Mattila and Cvetkovich both agree that the preservation of Bechdel’s honest narrative is necessary as a way to uplift queer voices that traditionally have been censored because of negative stigma. Cvetkovich focuses on the historical significance of Fun Home and what it means to record personal experiences of intergenerational trauma in the queer community, while Mattila focuses on the modern implications of the dilution of Bechdel’s story.
Bechdel’s memoir is supposed to be uncomfortable. It is the opposite of the respectable queer narrative that is disproportionately projected into popular culture. Queer history is graphic. It’s full of loss and violence and lust and sex, and Bechdel’s history is no exception. We must uplift stories like Bechdel’s to conserve queer history authentically. Queer voices should not be censored, diluted, or altered in any way in terms of historical preservation.
Works Cited
Aizenman, Nurith. “How To Demand A Medical Breakthrough: Lessons From The AIDS Fight.” NPR, National Public Radio, Inc [US], 9 Feb. 2019, https://www.npr.org/sections/health-shots/2019/02/09/689924838/how-to-demand-a-medical-breakthrough-lessons-from-the-aids-fight.
Bechdel, Alison. Fun Home: a Family Tragicomic. A Mariner Book, Houghton Mifflin, 2007.
Cvetkovich, Ann. “Drawing the Archive in Alison Bechdel’s Fun Home.” WSQ: Women’s Studies Quarterly, vol. 36 no. 1, 2008, p. 111-128. Project MUSE, doi:10.1353/wsq.0.0037.
Mattila, Kalle Oskari. “How a ‘Lesbian Suicide Musical’ Was Branded as a Feel-Good Broadway Hit.” The Atlantic, Atlantic Media Company, 10 May 2016, https://www.theatlantic.com/entertainment/archive/2016/04/branding-queerness-the-curious-case-of-fun-home/479532/.
Selfie Comment:
You have a good start as far as your idea, and it’s clear that you’re very passionate about your topic.

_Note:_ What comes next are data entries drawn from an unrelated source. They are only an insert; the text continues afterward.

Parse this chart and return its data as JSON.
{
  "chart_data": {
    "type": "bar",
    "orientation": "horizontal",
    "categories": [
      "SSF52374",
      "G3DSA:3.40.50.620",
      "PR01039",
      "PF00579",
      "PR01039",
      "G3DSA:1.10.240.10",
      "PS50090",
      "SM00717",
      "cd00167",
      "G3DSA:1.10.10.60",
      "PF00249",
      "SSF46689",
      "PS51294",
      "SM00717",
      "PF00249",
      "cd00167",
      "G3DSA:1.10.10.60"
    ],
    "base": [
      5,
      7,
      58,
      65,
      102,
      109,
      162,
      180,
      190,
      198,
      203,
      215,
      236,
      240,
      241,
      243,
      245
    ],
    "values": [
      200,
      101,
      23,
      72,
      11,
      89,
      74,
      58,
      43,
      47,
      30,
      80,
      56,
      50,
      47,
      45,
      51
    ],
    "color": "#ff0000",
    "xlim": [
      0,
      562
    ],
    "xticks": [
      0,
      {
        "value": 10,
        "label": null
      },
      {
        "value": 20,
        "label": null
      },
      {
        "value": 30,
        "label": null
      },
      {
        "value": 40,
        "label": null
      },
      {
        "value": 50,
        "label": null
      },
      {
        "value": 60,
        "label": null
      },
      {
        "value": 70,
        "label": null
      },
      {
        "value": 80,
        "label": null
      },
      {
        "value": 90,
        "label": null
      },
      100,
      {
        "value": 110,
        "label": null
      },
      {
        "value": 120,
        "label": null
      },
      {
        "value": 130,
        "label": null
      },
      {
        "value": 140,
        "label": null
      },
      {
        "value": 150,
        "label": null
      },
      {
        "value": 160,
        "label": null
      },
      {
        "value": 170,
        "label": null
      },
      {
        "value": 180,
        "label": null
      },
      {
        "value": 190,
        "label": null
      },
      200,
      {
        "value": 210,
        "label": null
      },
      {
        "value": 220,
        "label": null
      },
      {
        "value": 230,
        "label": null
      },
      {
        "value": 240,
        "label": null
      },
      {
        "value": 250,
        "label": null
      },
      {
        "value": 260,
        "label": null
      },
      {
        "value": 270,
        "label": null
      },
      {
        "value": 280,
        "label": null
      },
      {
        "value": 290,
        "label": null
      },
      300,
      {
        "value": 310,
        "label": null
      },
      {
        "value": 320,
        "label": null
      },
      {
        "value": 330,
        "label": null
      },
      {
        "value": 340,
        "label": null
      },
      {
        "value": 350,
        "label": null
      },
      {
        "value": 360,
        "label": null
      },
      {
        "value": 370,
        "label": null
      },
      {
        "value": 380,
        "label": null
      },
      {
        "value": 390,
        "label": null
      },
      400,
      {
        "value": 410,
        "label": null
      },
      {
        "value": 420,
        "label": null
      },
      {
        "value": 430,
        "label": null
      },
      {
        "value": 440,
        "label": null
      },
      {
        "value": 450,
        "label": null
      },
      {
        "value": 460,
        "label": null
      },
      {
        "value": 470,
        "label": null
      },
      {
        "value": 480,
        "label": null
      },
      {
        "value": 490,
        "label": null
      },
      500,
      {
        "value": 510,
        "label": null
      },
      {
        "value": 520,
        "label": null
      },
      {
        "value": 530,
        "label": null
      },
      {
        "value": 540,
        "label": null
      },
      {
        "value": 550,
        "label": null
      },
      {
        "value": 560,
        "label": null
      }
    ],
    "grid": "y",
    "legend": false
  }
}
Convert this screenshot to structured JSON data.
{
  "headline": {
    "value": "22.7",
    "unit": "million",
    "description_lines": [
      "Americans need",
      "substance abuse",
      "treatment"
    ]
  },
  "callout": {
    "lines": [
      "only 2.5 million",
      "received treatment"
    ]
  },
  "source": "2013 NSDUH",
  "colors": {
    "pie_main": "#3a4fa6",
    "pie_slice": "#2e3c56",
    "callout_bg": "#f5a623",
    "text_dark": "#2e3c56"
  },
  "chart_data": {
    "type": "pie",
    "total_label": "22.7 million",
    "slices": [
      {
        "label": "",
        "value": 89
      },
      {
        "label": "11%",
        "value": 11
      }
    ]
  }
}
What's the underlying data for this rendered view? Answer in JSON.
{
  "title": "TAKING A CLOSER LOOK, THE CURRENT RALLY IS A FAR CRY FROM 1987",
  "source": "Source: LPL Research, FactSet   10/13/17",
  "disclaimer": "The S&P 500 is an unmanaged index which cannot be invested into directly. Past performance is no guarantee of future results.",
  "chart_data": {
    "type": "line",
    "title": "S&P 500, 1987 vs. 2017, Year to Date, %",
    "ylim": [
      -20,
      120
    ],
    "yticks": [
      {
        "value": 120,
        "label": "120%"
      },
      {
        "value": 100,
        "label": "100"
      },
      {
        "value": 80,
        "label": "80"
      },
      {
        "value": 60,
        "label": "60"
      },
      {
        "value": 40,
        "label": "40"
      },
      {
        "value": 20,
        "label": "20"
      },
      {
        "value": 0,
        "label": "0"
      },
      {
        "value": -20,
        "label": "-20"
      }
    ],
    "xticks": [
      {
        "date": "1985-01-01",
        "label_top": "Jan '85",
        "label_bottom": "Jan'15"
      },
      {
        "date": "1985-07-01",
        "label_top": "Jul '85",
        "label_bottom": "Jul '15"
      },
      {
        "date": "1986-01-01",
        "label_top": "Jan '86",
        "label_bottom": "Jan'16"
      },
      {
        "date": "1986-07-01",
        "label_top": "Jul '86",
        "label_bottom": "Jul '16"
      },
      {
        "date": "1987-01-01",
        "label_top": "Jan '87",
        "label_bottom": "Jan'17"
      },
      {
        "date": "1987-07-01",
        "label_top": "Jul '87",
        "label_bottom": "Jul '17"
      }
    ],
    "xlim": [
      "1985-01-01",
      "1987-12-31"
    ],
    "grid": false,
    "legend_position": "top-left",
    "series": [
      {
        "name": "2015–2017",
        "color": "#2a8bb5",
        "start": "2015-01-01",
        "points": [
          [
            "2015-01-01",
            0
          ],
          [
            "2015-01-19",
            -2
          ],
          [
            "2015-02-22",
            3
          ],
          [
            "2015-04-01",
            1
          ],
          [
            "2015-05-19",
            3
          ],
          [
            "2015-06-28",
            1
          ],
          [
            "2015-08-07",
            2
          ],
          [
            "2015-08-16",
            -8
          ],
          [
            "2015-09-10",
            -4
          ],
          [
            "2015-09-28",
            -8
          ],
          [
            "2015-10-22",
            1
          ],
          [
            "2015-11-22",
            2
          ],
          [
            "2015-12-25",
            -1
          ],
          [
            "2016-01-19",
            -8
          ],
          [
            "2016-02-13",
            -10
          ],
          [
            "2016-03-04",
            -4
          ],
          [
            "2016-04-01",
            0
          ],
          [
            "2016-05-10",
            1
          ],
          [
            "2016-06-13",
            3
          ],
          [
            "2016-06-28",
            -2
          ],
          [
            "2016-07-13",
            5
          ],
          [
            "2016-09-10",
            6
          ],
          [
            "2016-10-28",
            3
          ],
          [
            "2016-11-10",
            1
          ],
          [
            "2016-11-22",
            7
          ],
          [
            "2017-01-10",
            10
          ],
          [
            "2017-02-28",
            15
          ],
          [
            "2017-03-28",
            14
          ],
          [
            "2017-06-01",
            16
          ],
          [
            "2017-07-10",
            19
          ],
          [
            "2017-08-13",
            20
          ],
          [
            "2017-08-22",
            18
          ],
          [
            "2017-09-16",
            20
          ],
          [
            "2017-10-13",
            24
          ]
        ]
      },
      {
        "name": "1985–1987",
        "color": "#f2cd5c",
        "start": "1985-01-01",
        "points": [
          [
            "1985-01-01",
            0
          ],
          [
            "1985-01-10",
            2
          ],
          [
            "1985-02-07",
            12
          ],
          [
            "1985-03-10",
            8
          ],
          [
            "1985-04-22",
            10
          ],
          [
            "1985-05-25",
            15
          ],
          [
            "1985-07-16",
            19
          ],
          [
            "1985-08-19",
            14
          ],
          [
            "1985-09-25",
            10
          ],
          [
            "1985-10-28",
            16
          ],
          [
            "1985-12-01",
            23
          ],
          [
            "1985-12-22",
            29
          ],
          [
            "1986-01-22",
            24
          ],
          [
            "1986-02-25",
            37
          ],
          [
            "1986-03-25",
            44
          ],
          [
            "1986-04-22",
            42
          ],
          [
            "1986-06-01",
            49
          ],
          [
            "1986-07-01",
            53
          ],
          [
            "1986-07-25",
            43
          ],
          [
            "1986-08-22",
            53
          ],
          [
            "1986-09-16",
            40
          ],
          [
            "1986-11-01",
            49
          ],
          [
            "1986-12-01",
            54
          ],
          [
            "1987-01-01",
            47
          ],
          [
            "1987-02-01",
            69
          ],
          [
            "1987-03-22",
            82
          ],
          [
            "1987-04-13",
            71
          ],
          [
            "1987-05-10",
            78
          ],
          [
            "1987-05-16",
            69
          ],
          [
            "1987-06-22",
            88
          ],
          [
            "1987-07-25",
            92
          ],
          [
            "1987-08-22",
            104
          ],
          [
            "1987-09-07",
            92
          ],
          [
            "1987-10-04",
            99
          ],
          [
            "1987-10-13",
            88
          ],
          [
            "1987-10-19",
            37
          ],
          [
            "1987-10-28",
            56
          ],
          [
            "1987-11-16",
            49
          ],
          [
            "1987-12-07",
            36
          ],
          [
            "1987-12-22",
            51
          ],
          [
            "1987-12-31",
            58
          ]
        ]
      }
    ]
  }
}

You make an attempt at a thesis, but it could be refined more and better accommodating of the evidence you chose. While you were intentional about choosing your evidence, especially in the paragraph about the musical’s advertising, your quotes could still be better integrated/sandwiched, particularly when you quote Cvetkovich. Make sure to give your “I say” in response to Cvetkovich’s ideas. You made a good choice about which authors to pick- they pair well with your thesis/topic- but the structure of your essay should be more of a conversation between the two. As of now, your essay is choppy and lacking in structure. Overall, not a bad first draft!